It's been claimed by various observers that Russia is behind GPS glitches in Romania and Bulgaria.
The next day, September 1, it was happening again. Pilots approaching Sofia complained of the same problem, according to transcripts seen by RFE/RL's Bulgarian Service of recordings from a Sofia Airport radio channel. The plane spotter's findings were also confirmed by GPSJAM, a website documenting jamming activity.
The jamming had also happened before. Romania experienced a similar problem with its GPS system, a glitch that the army's chief of staff blamed on Russia and said posed a significant risk to shipping in the region. While Bulgarian officials are being careful not to directly accuse Russia, they have said that the problems with GPS largely date from the start of the Kremlin's full-scale invasion of Ukraine in February 2022.
Asked by RFE/RL who was behind the jamming and how Sofia is countering it, the Bulgarian Defense Ministry was circumspect, only saying that the jamming was being carried out "with radio-electronic warfare systems." [...]

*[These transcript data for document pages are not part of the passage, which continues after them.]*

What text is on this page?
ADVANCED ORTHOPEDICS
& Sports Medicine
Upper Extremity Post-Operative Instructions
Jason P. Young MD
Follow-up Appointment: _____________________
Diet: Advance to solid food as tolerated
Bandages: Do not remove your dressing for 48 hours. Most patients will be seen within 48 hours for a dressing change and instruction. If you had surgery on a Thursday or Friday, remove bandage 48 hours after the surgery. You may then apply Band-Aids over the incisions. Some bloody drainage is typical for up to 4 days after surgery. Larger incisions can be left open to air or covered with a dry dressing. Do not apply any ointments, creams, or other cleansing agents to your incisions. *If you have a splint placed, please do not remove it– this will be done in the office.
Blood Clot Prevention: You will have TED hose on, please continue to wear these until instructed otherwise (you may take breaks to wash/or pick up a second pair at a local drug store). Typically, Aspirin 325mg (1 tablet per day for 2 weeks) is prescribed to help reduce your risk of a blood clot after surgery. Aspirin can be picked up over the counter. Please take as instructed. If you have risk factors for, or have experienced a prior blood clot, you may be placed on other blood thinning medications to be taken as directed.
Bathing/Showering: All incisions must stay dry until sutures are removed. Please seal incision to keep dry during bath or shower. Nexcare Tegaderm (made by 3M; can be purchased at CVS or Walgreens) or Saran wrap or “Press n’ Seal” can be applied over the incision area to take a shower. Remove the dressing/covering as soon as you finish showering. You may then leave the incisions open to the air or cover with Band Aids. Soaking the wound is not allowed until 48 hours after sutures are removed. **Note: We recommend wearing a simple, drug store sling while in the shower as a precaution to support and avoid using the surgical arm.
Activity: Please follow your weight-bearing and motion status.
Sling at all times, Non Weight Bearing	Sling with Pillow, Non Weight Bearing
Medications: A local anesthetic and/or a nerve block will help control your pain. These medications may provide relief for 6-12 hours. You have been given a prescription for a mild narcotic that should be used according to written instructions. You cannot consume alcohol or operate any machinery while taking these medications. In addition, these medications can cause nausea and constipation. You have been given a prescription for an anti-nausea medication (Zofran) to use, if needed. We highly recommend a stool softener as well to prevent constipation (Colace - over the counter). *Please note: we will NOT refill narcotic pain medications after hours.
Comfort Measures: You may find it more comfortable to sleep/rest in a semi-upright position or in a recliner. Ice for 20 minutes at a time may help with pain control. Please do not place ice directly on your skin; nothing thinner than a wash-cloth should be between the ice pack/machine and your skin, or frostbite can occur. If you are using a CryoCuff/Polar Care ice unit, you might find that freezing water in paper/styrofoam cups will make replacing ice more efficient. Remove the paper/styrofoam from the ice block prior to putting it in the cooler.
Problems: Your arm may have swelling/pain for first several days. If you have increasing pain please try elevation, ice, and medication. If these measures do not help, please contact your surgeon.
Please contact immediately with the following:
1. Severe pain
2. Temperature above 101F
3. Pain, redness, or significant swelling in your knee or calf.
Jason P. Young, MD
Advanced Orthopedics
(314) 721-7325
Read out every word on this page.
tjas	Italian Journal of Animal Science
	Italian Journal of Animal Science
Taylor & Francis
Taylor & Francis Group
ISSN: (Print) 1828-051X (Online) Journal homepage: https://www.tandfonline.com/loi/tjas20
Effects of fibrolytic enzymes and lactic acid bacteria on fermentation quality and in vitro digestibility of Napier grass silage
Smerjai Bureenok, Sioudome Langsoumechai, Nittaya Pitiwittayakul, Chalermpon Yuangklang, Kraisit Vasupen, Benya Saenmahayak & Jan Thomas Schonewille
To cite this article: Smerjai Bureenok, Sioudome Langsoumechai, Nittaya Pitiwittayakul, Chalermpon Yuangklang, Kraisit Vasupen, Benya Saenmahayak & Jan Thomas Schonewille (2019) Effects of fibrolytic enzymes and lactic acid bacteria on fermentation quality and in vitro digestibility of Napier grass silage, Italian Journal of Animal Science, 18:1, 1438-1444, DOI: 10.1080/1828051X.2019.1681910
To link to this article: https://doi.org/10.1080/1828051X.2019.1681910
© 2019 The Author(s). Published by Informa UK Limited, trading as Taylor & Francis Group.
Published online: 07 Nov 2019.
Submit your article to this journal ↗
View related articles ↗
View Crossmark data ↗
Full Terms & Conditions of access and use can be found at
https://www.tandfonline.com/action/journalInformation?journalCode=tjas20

The Royal United Services Institute's Withington says he believes that much of the jamming is done by equipment deployed on Russian warships in both the Mediterranean Sea and the Black Sea.
Is it technically feasible for Russia to jam GPS signals that far from their shores, i.e. well inside Bulgarian territory (see where Sofia is on a map—like 400 miles from the Black Sea shore and 200+ from the Aegean) using ships in the Black Sea and the Mediterranean? And have such jamming ships actually been spotted there doing such? Because I imagine they'd have to put out a pretty strong signal that would be easy to triangulate back to the source.
For instance Jane's says: "The truck-based R-330Zh Zhitel system was then used to interfere with satellite communications equipment, as well as navigation systems and mobile phones within a 30 km radius." But that's far below what's been implied for those alleged ship-based capabilities.